JRSA Staff Deliver Webinar on Adapting Evidence-Based Practices

JRSA Forum. June 2013. Volume 31, Number 2.

In partnership with the Office of Juvenile Justice and Delinquency Prevention (OJJDP), JRSA staff members Stan Orchowsky, Carrie Williamson, and Shawn Flower delivered a webinar on April 25 entitled Making What Works Work for You: Evidence-Based Components and Adaptation. The webinar is part of the ongoing efforts of JRSA's OJJDP-funded National Juvenile Justice Evaluation Center (NJJEC) to improve the evaluation capacity of states, localities, and tribes and facilitate the use of evidence-based practices. NJJEC staff use webinars to provide OJJDP grantees with training in a cost-effective and convenient way.

The purpose of the webinar was to discuss how state and local service providers can use evidence-based strategies in their own local contexts, and determine when and how it might be appropriate to make modifications to "name brand" evidence-based practices. Presenters discussed using resources like CrimeSolutions.gov, OJJDP's Model Programs Guide, and the Substance Abuse and Mental Health Administration (SAMHSA)'s National Registry of Evidence-Based Programs and Practices to shape local programs and practices using techniques that have been demonstrated to be effective.

The discussion reviewed some of the advantages of a components-based approach to evidence-based practice. A components-based approach uses techniques like motivational interviewing, mentoring, risk assessment, and cognitive-behavioral therapy that are employed by model programs, and is often easier to work into current practice or organizational structure and easier to scale up or down.

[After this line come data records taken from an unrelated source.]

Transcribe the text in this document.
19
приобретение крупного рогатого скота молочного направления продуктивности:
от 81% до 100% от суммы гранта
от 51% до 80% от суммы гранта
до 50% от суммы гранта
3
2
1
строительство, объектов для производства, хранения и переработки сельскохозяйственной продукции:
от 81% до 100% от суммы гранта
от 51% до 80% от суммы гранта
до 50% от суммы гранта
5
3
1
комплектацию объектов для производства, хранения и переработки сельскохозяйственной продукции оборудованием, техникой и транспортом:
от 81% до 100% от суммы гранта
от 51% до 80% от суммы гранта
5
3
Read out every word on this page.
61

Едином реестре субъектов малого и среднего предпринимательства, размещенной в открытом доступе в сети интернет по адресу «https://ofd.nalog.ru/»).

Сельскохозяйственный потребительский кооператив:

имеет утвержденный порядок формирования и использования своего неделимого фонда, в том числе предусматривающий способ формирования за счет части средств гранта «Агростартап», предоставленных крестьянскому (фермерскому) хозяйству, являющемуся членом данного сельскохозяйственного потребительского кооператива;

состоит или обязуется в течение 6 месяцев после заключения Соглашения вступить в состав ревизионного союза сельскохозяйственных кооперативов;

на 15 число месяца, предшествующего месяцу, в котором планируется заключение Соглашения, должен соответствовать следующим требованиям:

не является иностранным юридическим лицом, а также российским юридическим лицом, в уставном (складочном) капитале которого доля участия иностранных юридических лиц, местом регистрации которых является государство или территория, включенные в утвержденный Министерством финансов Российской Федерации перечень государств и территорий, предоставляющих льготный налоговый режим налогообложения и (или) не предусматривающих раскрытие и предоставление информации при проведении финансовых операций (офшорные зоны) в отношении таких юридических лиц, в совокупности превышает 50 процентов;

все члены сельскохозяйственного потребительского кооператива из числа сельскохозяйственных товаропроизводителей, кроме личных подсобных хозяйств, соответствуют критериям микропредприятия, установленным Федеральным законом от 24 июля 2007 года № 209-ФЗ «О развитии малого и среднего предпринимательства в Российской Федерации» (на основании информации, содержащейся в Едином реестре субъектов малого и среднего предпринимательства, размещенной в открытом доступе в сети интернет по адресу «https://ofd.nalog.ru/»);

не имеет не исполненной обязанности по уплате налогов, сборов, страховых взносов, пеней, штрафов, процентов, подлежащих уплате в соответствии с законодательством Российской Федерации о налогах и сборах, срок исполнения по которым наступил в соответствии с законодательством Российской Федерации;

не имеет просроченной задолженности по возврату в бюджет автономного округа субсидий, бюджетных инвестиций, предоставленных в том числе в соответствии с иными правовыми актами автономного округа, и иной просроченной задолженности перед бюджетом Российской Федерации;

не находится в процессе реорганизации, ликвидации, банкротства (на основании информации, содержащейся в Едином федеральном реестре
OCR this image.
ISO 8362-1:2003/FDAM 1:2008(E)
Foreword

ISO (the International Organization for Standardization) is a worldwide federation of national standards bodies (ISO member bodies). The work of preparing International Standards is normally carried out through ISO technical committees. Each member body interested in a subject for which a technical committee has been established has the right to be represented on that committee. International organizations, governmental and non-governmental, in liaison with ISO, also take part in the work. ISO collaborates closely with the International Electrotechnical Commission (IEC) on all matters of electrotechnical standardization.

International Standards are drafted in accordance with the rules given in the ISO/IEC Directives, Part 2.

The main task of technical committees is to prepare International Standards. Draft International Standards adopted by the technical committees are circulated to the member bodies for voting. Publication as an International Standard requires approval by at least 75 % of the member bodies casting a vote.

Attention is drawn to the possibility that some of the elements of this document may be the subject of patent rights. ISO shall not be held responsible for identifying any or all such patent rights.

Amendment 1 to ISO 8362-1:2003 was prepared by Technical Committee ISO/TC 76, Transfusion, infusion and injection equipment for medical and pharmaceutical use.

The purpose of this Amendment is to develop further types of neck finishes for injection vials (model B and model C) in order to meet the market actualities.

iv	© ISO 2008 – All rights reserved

The presentation included a discussion of ways to adapt evidence-based program plans for a specific organization, problem, or target population. Panelists emphasized that more knowledge is needed to understand which program activities are essential and which can be modified, and that it is important for practitioners to collect good performance measure data to understand the effect of any changes made to an evidence-based program plan. The discussion included ways to apply these concepts to address a newly identified problem or target population, or to improve current programs and practices.